宮城康博blog

沖縄・自治・徒然…Ten Thousand Light-Years from Home

言葉を失っていられない

【言葉を失う】

人はどのようなときに「言葉を失う」のだろうか。私たちが遭遇している、辺野古への新基地建設をめぐる様々な動向に「言葉を失う」という感覚を得ることは、言葉としては適切なのだろうか。

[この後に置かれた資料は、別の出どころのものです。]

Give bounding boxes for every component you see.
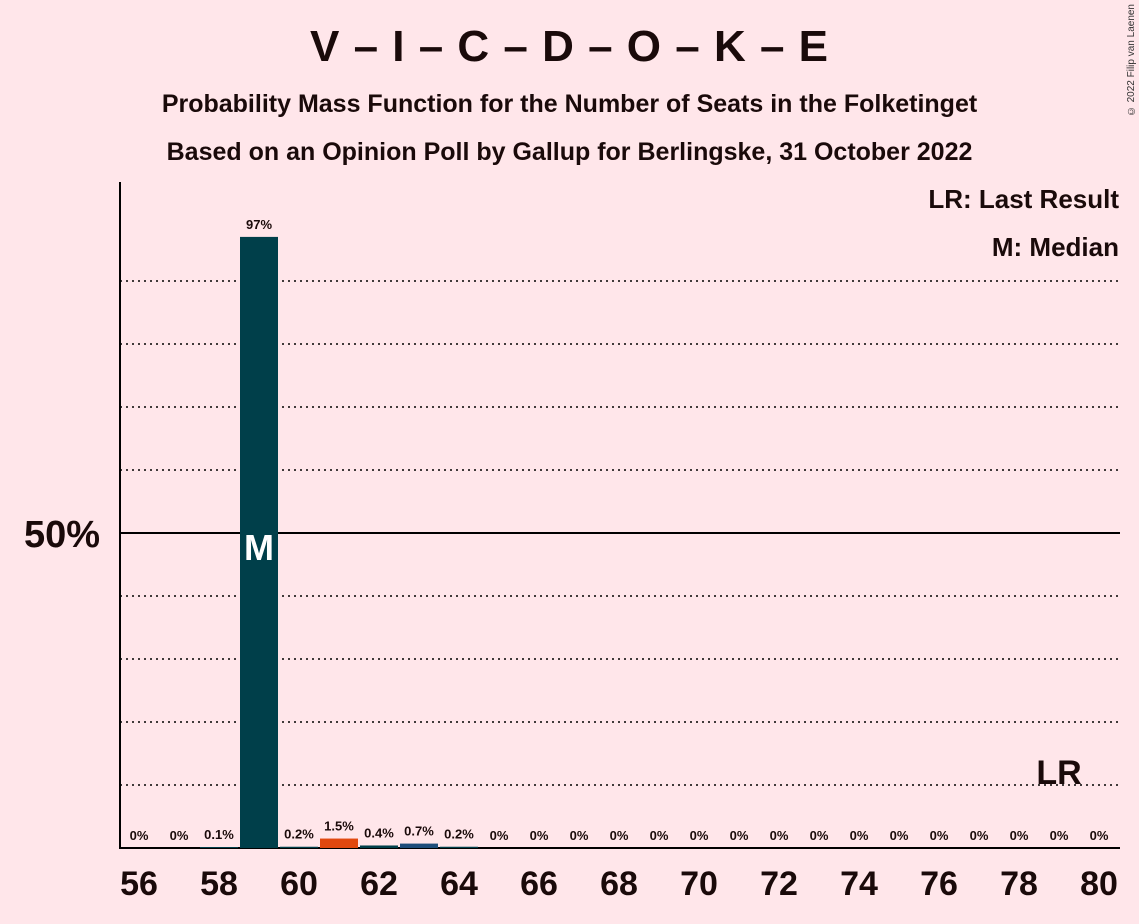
bar-label-78: 0% <box>1010 828 1029 843</box>
x-tick-label-78: 78 <box>1000 865 1038 903</box>
bar-label-79: 0% <box>1050 828 1069 843</box>
x-tick-label-70: 70 <box>680 865 718 903</box>
bar-label-66: 0% <box>530 828 549 843</box>
chart-title: V – I – C – D – O – K – E <box>310 22 829 71</box>
bar-label-59: 97% <box>246 217 272 232</box>
bar-61 <box>320 838 358 848</box>
bar-label-67: 0% <box>570 828 589 843</box>
bar-label-56: 0% <box>130 828 149 843</box>
bar-60 <box>280 846 318 848</box>
x-tick-label-80: 80 <box>1080 865 1118 903</box>
x-tick-label-76: 76 <box>920 865 958 903</box>
bar-63 <box>400 843 438 848</box>
bar-label-58: 0.1% <box>204 827 234 842</box>
x-tick-label-62: 62 <box>360 865 398 903</box>
x-tick-label-64: 64 <box>440 865 478 903</box>
bar-58 <box>200 847 238 848</box>
x-tick-label-68: 68 <box>600 865 638 903</box>
bar-label-68: 0% <box>610 828 629 843</box>
x-tick-label-72: 72 <box>760 865 798 903</box>
bar-label-70: 0% <box>690 828 709 843</box>
bar-label-60: 0.2% <box>284 827 314 842</box>
bar-62 <box>360 845 398 848</box>
bar-label-75: 0% <box>890 828 909 843</box>
chart-subtitle-2: Based on an Opinion Poll by Gallup for B… <box>166 138 973 166</box>
bar-label-65: 0% <box>490 828 509 843</box>
bar-label-61: 1.5% <box>324 819 354 834</box>
legend-median: M: Median <box>991 232 1119 262</box>
bar-64 <box>440 846 478 848</box>
x-tick-label-74: 74 <box>840 865 878 903</box>
bar-label-77: 0% <box>970 828 989 843</box>
median-marker: M <box>244 527 274 568</box>
chart-subtitle: Probability Mass Function for the Number… <box>161 90 978 118</box>
bar-59 <box>240 236 278 848</box>
x-tick-label-58: 58 <box>200 865 238 903</box>
bar-label-74: 0% <box>850 828 869 843</box>
last-result-marker: LR <box>1036 754 1081 792</box>
bar-label-57: 0% <box>170 828 189 843</box>
bar-label-63: 0.7% <box>404 824 434 839</box>
bar-label-64: 0.2% <box>444 827 474 842</box>
bar-label-73: 0% <box>810 828 829 843</box>
bar-label-72: 0% <box>770 828 789 843</box>
x-tick-label-56: 56 <box>120 865 158 903</box>
bar-label-62: 0.4% <box>364 825 394 840</box>
y-tick-label: 50% <box>24 514 100 556</box>
x-tick-label-60: 60 <box>280 865 318 903</box>
bar-label-80: 0% <box>1090 828 1109 843</box>
bar-label-76: 0% <box>930 828 949 843</box>
x-tick-label-66: 66 <box>520 865 558 903</box>
bar-label-71: 0% <box>730 828 749 843</box>
legend-last-result: LR: Last Result <box>928 184 1119 214</box>
bar-label-69: 0% <box>650 828 669 843</box>
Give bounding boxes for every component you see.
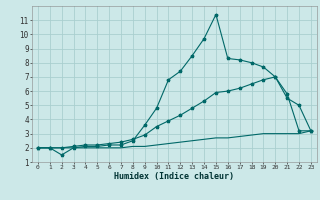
- X-axis label: Humidex (Indice chaleur): Humidex (Indice chaleur): [115, 172, 234, 181]
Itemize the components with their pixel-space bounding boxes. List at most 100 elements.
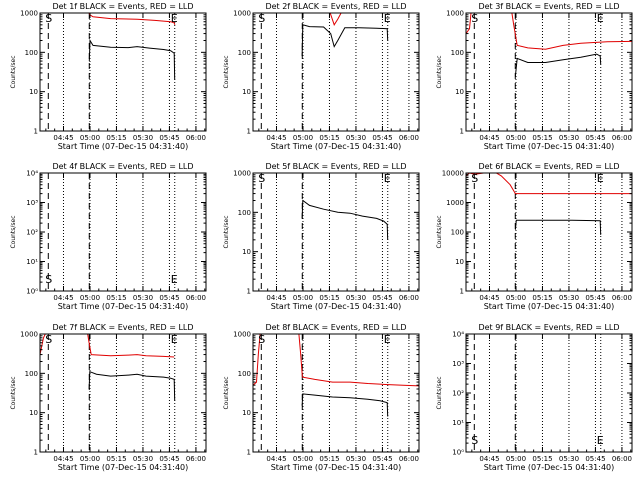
y-tick-label: 100 xyxy=(25,49,38,57)
y-axis-label: Counts/sec xyxy=(10,215,17,248)
y-tick-label: 10³ xyxy=(26,199,38,207)
chart-title: Det 8f BLACK = Events, RED = LLD xyxy=(265,323,406,332)
y-tick-label: 1000 xyxy=(233,331,251,339)
y-tick-label: 10 xyxy=(29,409,38,417)
y-tick-label: 100 xyxy=(451,229,464,237)
x-axis-label: Start Time (07-Dec-15 04:31:40) xyxy=(58,142,189,151)
x-tick-label: 05:00 xyxy=(80,455,100,463)
x-tick-label: 05:00 xyxy=(80,294,100,302)
lld-series-line xyxy=(253,334,419,387)
plot-frame xyxy=(39,333,207,453)
y-tick-label: 100 xyxy=(25,370,38,378)
x-tick-label: 06:00 xyxy=(186,455,206,463)
x-axis-label: Start Time (07-Dec-15 04:31:40) xyxy=(484,463,615,472)
end-marker-label: E xyxy=(384,172,391,185)
y-axis-label: Counts/sec xyxy=(223,376,230,409)
x-tick-label: 05:45 xyxy=(585,455,605,463)
x-tick-label: 05:15 xyxy=(106,294,126,302)
y-tick-label: 1 xyxy=(460,128,464,136)
chart-title: Det 4f BLACK = Events, RED = LLD xyxy=(52,162,193,171)
x-tick-label: 05:15 xyxy=(532,134,552,142)
start-marker-label: S xyxy=(258,12,265,25)
y-axis-label: Counts/sec xyxy=(10,55,17,88)
x-tick-label: 05:30 xyxy=(133,134,153,142)
y-tick-label: 1000 xyxy=(20,331,38,339)
x-tick-label: 05:15 xyxy=(532,294,552,302)
y-tick-label: 1 xyxy=(247,128,251,136)
y-tick-label: 100 xyxy=(238,209,251,217)
y-tick-label: 10³ xyxy=(452,360,464,368)
y-tick-label: 100 xyxy=(451,49,464,57)
start-marker-label: S xyxy=(471,172,478,185)
end-marker-label: E xyxy=(597,434,604,447)
lld-series-line xyxy=(48,13,176,25)
x-tick-label: 05:00 xyxy=(80,134,100,142)
end-marker-label: E xyxy=(597,12,604,25)
x-axis-label: Start Time (07-Dec-15 04:31:40) xyxy=(271,142,402,151)
y-tick-label: 1 xyxy=(247,288,251,296)
start-marker-label: S xyxy=(258,172,265,185)
x-tick-label: 05:45 xyxy=(159,455,179,463)
y-tick-label: 1000 xyxy=(233,10,251,18)
y-tick-label: 10⁴ xyxy=(452,331,464,339)
events-series-line xyxy=(514,219,602,235)
y-axis-label: Counts/sec xyxy=(10,376,17,409)
y-tick-label: 10 xyxy=(29,88,38,96)
y-axis-label: Counts/sec xyxy=(436,376,443,409)
x-tick-label: 04:45 xyxy=(53,134,73,142)
x-tick-label: 05:45 xyxy=(372,455,392,463)
x-tick-label: 05:30 xyxy=(133,294,153,302)
events-series-line xyxy=(301,393,389,417)
x-tick-label: 06:00 xyxy=(399,134,419,142)
events-series-line xyxy=(88,370,176,401)
chart-title: Det 7f BLACK = Events, RED = LLD xyxy=(52,323,193,332)
y-tick-label: 1000 xyxy=(446,10,464,18)
x-tick-label: 05:30 xyxy=(133,455,153,463)
lld-series-line xyxy=(466,173,632,195)
x-tick-label: 05:45 xyxy=(372,294,392,302)
chart-title: Det 6f BLACK = Events, RED = LLD xyxy=(478,162,619,171)
x-tick-label: 05:00 xyxy=(506,455,526,463)
x-tick-label: 06:00 xyxy=(186,294,206,302)
plot-frame xyxy=(252,172,420,292)
x-axis-label: Start Time (07-Dec-15 04:31:40) xyxy=(484,302,615,311)
plot-frame xyxy=(465,333,633,453)
x-tick-label: 05:15 xyxy=(319,134,339,142)
y-tick-label: 100 xyxy=(238,370,251,378)
y-tick-label: 10000 xyxy=(442,170,464,178)
y-tick-label: 10 xyxy=(242,88,251,96)
plot-frame xyxy=(252,12,420,132)
x-tick-label: 05:00 xyxy=(293,134,313,142)
x-tick-label: 06:00 xyxy=(399,294,419,302)
y-tick-label: 1 xyxy=(247,449,251,457)
x-tick-label: 04:45 xyxy=(266,455,286,463)
x-tick-label: 04:45 xyxy=(53,294,73,302)
y-tick-label: 10¹ xyxy=(452,419,464,427)
x-tick-label: 06:00 xyxy=(612,455,632,463)
x-axis-label: Start Time (07-Dec-15 04:31:40) xyxy=(58,302,189,311)
x-tick-label: 04:45 xyxy=(479,455,499,463)
end-marker-label: E xyxy=(171,12,178,25)
y-axis-label: Counts/sec xyxy=(436,55,443,88)
start-marker-label: S xyxy=(471,434,478,447)
y-axis-label: Counts/sec xyxy=(436,215,443,248)
x-tick-label: 05:15 xyxy=(106,134,126,142)
y-tick-label: 10⁴ xyxy=(26,170,38,178)
x-tick-label: 05:00 xyxy=(506,134,526,142)
x-tick-label: 05:45 xyxy=(372,134,392,142)
y-tick-label: 10¹ xyxy=(26,258,38,266)
plot-frame xyxy=(252,333,420,453)
start-marker-label: S xyxy=(45,333,52,346)
plot-frame xyxy=(465,172,633,292)
x-tick-label: 05:30 xyxy=(559,294,579,302)
x-tick-label: 05:45 xyxy=(159,134,179,142)
events-series-line xyxy=(301,24,389,57)
y-tick-label: 10⁰ xyxy=(26,288,38,296)
y-axis-label: Counts/sec xyxy=(223,215,230,248)
x-axis-label: Start Time (07-Dec-15 04:31:40) xyxy=(484,142,615,151)
start-marker-label: S xyxy=(258,333,265,346)
x-tick-label: 05:30 xyxy=(346,455,366,463)
y-tick-label: 10 xyxy=(455,258,464,266)
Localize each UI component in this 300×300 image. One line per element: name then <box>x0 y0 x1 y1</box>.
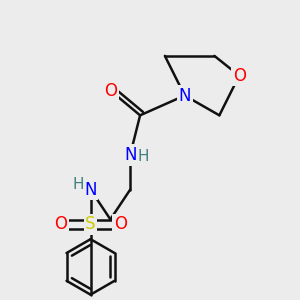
Text: N: N <box>178 86 191 104</box>
Text: H: H <box>73 177 84 192</box>
Text: N: N <box>84 181 97 199</box>
Text: O: O <box>114 215 127 233</box>
Text: O: O <box>233 67 246 85</box>
Text: O: O <box>104 82 117 100</box>
Text: N: N <box>124 146 136 164</box>
Text: O: O <box>54 215 67 233</box>
Text: S: S <box>85 215 96 233</box>
Text: H: H <box>137 149 149 164</box>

建設に伴う環境問題に関するデタラメな対応然り、日米で言い分が違う基地の運用に関する諸般然り、政治的意思決定のあり方に関する傲岸然り。1996年のSACO合意以降、1997年の名護市民投票の結果を得てなお、基地を押し付け(受け入れ)てくる政治状況に、人々は抗い、環境アセスや様々な局面で「法」や共通のものさしになる「科学」や「事実」に基づき適切かつ粘り強い態度を貫いてきた。10数年に続く長いプロセスを経て、沖縄県民は新基地建設に反対するコモンセンスを自らのものにした今日がある。

それにも関わらず、新基地建設を沖縄に押し付ける日米両政府の合意がある。私は合意そのものに、憤りや様々な感情を覚えるが「言葉を失う」ことはない。問題は、日米合意が実現可能かのごとく振る舞い続ける日本政府であり、そのような選択肢しか選べない政治の貧困の底無しさ加減である。

政府職員や政治家には、一部反対派による反対のための反対のようにみえているのだろうか。そんなことで10数年にわたり、人々が抵抗し続けることができるだろうか。行動する人々の背後には、民意の後ろ盾があり、選挙等により反対を表明する首長が当選するという現実がある。

政府は今月にもある名護市議選の結果や、11月の県知事選の結果により、状況を政府の意に沿うような形で推移させるべく動いている。当然ながら自治体の選挙は、様々なイシューが絡まり結果が出る。この10数年を生きてきた私たちは、沖縄が政府と協調し新基地建設を推進する現実をも体験した。選挙結果がどう出ようと、新基地建設を進めようとする限り、環境問題や基地の運用や、地位協定の壁や様々な問題が迸り出る。この10年余で提出された問題は何一つ解決していないし、むしろ自治体の権利を認める「基地使用協定」や「環境配慮」「住宅上空飛行回避」など政府/自治体の言い分のメッキは剥がれ続け裸になっている。

それでもなお、これを実現できると考えている政府の態度をみるかぎり、沖縄は日米安保体制のための軍事植民地以外の何者でもない。名護市議選で現職市長に対抗して政府と交渉しようとする勢力や、辺野古地域のボスたちは、軍事植民地体制に巣食う反動派以外の何者でもない。

沖縄の施政権が日本国に返還される際に、イモハダシ論で復帰に反対した沖縄の保守勢力の精神と、名護市で新基地建設を推進する政府と協調し利益を得ようとあがく勢力の精神は同一である。反動は排斥され復帰は成されたが、新基地建設は成されるだろうか。沖縄の民衆が望んだ本土復帰そのものの帰結が、沖縄戦で住民を隔離している間に米軍が日本本土攻撃用に作った飛行場を、民衆の反対の声と行動を押し殺して新たに沖縄に作り直してあげることだという現実は幾重にも酷い。

沖縄を軍事植民地とする日本政府及び日本国内のマジョリティの開き直りぶりには「言葉を失う」が、私たちは言葉を失っていられない。

私は仕事も何もかも投げ出して、市民投票以来この問題に向き合ってきた。いまは投げ出したものを手繰り寄せるように、金を得るための仕事をし、料理をして喰って片付けて、洗濯をする当たり前の日々を生きている。当たり前の暮らしを守るために、私たちは戦わなければならない。戦うための言葉を探し続ける。それが「なごなぐ雑記」を書き綴る動機である。